Smart Grids aim at monitoring and controlling electric power networks. Many parameters have to be monitored such as production and consumption units, and the integrity of the structure of the interconnection netwotk itself.

Smart grids aim at enhancing the quality of service while protecting people and infrastructures. In this area of research, most algorithms are deployed for taking the human out of the retroaction loops in order to maximize the availability and the reactivity. For that reason, artificial intelligence based algorithms are increasingly incorporated in decision loops.

In that industrial context, we are interested in methods that aim at estimating electrical network topologies. The topology of a network includes the length of the cable lines and their electrical properties, so as the characterictics of the loads that are connected to the networks (production and consumption units), and also potential faults in the network. In the end, the accurate estimation of the topology may be used to monitor the network with more accuracy with the help of a more accurate a priori information.

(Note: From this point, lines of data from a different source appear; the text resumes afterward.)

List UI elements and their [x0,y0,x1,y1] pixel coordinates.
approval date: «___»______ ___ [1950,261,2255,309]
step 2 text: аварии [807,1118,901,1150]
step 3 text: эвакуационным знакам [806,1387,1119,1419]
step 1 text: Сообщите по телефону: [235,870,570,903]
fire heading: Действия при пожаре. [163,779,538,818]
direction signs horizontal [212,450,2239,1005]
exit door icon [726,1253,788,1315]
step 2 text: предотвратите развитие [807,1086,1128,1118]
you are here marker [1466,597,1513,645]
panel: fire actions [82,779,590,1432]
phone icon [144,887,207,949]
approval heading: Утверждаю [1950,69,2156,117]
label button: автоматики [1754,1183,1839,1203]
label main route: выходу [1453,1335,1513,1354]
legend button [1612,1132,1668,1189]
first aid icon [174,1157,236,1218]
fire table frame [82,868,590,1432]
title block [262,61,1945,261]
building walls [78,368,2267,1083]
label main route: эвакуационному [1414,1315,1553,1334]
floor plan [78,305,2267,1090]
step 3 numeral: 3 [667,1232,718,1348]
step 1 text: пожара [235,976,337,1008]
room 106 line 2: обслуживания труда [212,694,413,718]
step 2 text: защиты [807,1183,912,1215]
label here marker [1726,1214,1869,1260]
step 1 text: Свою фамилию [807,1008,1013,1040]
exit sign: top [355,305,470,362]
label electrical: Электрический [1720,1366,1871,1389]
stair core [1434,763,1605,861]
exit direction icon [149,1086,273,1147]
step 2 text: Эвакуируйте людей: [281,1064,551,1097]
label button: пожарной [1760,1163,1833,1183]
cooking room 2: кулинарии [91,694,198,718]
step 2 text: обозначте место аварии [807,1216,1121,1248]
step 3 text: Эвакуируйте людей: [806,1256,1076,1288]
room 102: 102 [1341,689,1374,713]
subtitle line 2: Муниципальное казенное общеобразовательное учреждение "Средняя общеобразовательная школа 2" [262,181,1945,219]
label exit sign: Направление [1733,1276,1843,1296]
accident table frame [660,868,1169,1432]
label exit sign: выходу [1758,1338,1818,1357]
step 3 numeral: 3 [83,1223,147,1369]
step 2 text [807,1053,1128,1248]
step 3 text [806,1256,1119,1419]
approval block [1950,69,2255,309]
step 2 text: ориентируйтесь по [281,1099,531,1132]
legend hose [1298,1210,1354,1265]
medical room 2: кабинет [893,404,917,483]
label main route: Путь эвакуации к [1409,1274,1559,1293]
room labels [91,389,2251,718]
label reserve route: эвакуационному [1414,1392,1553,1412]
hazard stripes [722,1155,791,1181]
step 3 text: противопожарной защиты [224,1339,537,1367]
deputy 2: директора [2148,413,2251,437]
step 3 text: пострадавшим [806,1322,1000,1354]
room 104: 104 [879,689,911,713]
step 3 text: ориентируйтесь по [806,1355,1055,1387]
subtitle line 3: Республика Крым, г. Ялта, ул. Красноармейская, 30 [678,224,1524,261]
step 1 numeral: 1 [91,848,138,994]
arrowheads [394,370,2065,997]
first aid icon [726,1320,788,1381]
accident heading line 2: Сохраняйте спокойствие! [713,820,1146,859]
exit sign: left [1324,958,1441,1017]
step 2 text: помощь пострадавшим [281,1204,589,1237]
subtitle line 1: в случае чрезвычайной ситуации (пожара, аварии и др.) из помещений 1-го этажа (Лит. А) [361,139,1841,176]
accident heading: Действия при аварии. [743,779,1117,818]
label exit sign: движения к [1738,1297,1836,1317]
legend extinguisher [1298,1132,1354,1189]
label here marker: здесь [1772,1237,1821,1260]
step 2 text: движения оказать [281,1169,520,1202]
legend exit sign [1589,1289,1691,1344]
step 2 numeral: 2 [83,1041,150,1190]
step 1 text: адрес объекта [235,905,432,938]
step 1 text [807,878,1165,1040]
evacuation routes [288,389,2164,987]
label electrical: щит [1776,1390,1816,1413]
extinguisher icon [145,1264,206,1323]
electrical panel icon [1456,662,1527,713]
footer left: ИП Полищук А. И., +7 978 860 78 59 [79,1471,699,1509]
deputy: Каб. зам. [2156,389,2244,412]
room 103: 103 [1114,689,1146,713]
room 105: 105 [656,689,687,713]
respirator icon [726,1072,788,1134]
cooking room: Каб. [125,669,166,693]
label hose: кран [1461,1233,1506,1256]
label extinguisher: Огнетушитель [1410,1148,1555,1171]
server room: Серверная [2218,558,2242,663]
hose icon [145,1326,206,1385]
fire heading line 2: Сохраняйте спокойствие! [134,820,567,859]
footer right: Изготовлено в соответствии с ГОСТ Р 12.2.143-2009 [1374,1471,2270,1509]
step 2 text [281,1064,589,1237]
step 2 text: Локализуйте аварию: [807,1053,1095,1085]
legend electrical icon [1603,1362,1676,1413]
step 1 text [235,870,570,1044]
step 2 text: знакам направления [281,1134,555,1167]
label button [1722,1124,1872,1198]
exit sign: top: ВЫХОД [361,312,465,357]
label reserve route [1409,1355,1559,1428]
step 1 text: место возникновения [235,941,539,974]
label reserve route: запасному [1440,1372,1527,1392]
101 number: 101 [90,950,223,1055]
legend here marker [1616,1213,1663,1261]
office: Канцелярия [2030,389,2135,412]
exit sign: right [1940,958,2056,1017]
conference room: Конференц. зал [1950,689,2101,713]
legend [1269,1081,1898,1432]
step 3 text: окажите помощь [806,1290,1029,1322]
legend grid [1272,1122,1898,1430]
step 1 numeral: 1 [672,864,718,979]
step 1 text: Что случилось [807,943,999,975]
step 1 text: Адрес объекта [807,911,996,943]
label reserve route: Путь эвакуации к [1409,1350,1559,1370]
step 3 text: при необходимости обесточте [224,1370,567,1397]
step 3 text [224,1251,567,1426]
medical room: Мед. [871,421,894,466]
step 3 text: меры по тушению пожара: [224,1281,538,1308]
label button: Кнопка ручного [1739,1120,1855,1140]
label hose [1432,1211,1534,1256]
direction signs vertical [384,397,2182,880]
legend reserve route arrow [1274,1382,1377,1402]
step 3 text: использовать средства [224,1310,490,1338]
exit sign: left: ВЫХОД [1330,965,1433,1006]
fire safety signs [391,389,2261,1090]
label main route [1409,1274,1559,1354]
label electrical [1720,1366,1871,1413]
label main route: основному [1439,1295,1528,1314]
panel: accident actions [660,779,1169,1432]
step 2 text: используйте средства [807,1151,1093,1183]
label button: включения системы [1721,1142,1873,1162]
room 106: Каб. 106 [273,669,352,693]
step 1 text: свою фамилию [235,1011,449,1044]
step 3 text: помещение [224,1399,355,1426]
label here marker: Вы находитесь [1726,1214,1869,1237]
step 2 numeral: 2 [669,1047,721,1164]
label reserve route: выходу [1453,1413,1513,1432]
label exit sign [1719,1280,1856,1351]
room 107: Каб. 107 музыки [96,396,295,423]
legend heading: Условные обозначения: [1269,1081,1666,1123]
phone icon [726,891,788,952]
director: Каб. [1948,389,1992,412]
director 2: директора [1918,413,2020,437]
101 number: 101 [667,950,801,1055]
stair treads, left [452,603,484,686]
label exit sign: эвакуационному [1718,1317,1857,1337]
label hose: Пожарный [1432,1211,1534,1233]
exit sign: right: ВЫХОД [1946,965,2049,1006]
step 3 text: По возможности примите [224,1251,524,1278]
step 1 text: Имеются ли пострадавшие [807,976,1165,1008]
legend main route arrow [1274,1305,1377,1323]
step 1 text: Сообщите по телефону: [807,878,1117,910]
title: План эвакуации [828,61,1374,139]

In order to characterize the topology, we propose to deploy either a single or a distributed set of electric reflectometers. These devices inject signals in the network under test and the study of the reflections gives information back which can be used to reveal the structure of the network. More precisely, every impedance discontinuity along the line wil cause partial reflections of the waves.

Previous works were conducted by our team of researchers on that topology reconstruction topic, by exploiting optimization algorithms coupled to a simulator. We would like to extend these works in two directions. First, we would like to explore a machine learning regressor-based approach in a mono sensor version. Second, we would like to estimate the topology by combining the measurements from multiple sensors, either with already available optimization-based approachs, or by the new machine learning-based approach.